Drawing Out the Poet Within
Doubt not, O poet, but persist. Say 'It is in me, and shall out. 'Stand there, balked and dumb, stuttering and stammering, hissed and hooted, stand and strive, until at last rage draw out of thee that dream-power transcending all limit and privacy, and by virtue of which a man is the conductor of a whole river of electricity.
- from 'The Poet' by Ralph Waldo Emerson
When a friend introduces me to someone and says, "John is a poet," I always wonder if I'm worthy of that designation. I wonder if I have the courage. Robert Frost found it sufficient simply to put down "writer" on his passport papers.
To be everything the word "poet" implies is a large order. The term is often bandied about rather promiscuously. Almost everyone who tries to write poetry is a "poet."
But it's not a contradiction to say that everybody is basically and potentially a poet. I like to think everybody has a spark - if not a flame - of poetry, just as I think everybody has a spark of the divine.
So to refer to oneself as a poet is hardly necessary. It's like saying, "I'm a person." Sometimes, of course, you have to say that - or even shout it.
The question is, how do we get out of ourselves the poetry that is so deeply there? By a daily regimen of writing? By a careful study of form and meter - in Thomas Hardy, let's say? By taking courses and attending workshops in writing? By reading literary criticism? By pouring over the little magazines?
I think the answer is no, none of the above. All of them can be helpful, certainly, especially reading and re-reading poems that we love. Marvin Bell has said, "You'll write up to the level of your reading."
A workshop, a teacher, a friend can point us to reading that will enrich our enjoyment and inform our understanding.
Also helpful, if not the only approach, is the willingness to write with a kind of wholehearted audacity (not holding anything back) and to revise mercilessly. Neil Millar, who wrote for these pages, used to say, "Write at white heat. Revise in cold blood."
But I think what we need, more than anything, is an artistic commitment - if not to any group then to ourselves as writers - a determination to renew and deepen ourselves until we find that we're living as artists most of the time.
We can each carry on our own private war with the cliche and with ready-made language that is easier to fall into than we sometimes realize. Stereotypes that standardize our writing in some gray manner and choke off creativity need to be recognized and avoided.
Our commitment is to find and speak our own language, thereby perhaps to influence and enhance the language of the race. Is it too much to expect?

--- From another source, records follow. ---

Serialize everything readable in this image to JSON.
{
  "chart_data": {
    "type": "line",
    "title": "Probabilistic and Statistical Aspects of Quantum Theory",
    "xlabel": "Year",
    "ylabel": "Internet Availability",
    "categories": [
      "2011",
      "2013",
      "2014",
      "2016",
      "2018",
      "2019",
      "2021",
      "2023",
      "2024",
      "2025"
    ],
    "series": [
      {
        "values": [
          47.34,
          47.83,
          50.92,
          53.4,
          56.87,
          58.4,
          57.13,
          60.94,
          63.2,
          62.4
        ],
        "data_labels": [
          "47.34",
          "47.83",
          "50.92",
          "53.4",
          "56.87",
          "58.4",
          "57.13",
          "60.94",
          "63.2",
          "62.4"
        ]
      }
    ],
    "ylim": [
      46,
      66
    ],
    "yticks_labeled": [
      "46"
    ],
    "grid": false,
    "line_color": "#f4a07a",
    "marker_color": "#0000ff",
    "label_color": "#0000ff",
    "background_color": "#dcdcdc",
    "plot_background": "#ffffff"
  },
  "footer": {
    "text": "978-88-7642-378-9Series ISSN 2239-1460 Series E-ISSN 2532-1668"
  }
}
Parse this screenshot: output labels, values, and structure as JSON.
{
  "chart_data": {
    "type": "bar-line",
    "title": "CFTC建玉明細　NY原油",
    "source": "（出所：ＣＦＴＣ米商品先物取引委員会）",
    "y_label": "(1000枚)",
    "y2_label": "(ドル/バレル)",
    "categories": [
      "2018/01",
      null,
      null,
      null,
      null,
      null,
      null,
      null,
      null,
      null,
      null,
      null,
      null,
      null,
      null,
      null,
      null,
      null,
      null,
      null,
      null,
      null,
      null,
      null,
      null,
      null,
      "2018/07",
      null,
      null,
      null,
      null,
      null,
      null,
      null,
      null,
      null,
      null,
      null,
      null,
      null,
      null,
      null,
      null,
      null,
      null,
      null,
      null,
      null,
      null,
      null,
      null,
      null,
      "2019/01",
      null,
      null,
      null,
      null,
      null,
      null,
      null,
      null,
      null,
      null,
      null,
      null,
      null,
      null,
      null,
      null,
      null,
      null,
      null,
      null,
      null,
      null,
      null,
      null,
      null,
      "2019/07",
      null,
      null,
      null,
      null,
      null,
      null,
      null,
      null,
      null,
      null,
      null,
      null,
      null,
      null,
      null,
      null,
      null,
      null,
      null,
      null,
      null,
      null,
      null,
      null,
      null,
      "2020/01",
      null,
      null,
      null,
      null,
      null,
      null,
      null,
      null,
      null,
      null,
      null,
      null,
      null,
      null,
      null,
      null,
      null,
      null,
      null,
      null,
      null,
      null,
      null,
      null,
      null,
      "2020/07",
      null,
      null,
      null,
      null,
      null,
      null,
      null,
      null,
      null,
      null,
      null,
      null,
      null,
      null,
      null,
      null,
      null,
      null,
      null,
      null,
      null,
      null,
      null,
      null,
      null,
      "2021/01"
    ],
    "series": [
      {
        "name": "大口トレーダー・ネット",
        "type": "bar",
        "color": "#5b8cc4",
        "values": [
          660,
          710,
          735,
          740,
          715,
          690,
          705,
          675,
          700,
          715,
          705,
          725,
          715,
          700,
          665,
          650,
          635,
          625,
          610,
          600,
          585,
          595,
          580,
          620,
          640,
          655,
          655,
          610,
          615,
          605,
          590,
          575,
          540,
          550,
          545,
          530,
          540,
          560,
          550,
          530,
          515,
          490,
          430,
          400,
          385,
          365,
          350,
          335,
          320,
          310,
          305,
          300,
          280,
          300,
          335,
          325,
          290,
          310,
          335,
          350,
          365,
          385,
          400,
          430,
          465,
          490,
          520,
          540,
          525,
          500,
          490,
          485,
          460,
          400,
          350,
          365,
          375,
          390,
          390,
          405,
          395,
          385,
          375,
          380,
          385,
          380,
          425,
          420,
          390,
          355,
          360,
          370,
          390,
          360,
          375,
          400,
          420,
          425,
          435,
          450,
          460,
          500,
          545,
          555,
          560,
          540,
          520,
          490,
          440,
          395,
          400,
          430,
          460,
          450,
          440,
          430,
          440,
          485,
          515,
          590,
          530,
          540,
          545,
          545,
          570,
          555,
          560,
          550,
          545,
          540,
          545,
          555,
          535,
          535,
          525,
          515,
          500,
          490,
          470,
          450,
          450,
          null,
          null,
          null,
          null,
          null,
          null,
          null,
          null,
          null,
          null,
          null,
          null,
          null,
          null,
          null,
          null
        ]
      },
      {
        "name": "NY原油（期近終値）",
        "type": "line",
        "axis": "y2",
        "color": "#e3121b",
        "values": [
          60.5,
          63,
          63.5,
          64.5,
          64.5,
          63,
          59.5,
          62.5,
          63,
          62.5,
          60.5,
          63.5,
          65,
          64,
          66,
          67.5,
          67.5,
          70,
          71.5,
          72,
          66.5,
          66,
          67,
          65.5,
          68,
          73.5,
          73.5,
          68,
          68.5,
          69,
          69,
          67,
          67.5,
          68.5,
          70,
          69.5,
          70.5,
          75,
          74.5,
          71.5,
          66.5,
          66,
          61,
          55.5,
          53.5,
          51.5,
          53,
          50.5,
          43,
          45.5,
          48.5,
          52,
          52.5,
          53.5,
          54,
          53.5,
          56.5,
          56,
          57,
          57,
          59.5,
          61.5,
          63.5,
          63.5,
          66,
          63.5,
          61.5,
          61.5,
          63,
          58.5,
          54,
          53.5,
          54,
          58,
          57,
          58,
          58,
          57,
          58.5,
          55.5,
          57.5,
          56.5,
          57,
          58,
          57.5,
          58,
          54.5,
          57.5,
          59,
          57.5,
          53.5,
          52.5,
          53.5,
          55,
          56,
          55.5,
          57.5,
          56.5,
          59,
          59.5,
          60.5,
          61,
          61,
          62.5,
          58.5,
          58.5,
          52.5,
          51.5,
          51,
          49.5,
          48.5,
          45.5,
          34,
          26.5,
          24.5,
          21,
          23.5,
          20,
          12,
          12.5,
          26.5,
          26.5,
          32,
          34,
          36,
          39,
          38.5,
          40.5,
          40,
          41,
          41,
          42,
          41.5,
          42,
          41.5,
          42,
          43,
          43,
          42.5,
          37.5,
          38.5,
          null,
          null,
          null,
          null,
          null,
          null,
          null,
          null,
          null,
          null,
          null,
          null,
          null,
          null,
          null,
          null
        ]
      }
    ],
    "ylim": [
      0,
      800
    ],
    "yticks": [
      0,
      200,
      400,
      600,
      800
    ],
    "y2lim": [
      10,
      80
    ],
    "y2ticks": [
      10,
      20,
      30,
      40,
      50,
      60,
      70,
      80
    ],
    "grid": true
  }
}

When I say that we become artists most of the time, I don't mean that we relegate societal and domestic responsibilities to some lesser realm of endeavor or abdicate them in order to write poems. There are jobs to be done, people to see, groceries to be bought, children to be nourished and guided. It is not that we surrender or neglect any of these duties. It is rather that we learn to value them in such a way as to transform them into the language of poetry.
There is no such thing as a part-time poet. We're not poets just when we're writing poems or even because we're writing them, but because of how we look at life and how we're thinking and living.
We might accept this as a challenge: to take the ordinary in our life and make it into something extraordinary; take that which is pedestrian and give it wings.
When we plunge into the duties of life, making new connections with poetry, our lives and our poems begin to resonate with a new energy.
It is in us to rescue our writing from self-defeating extremes. Our poems need not become so private as to be isolated, unrelated to the tangible elements of human experience, to humanity and involvement with life. They need not become trivial and narrow.
What does it take to express the majesty, wonder, and wisdom that are hidden so deeply in us? It takes getting rid of whatever stifles the poet in us - a renunciation of all that is small-minded, second-best, soulless, and artificial.
My hope is that we find more poets of courage and commitment who will interpret the world and the universe to all of us with wise and enlightened comprehension and will leave, in the words of Stephen Spender, "The vivid air signed with their honor."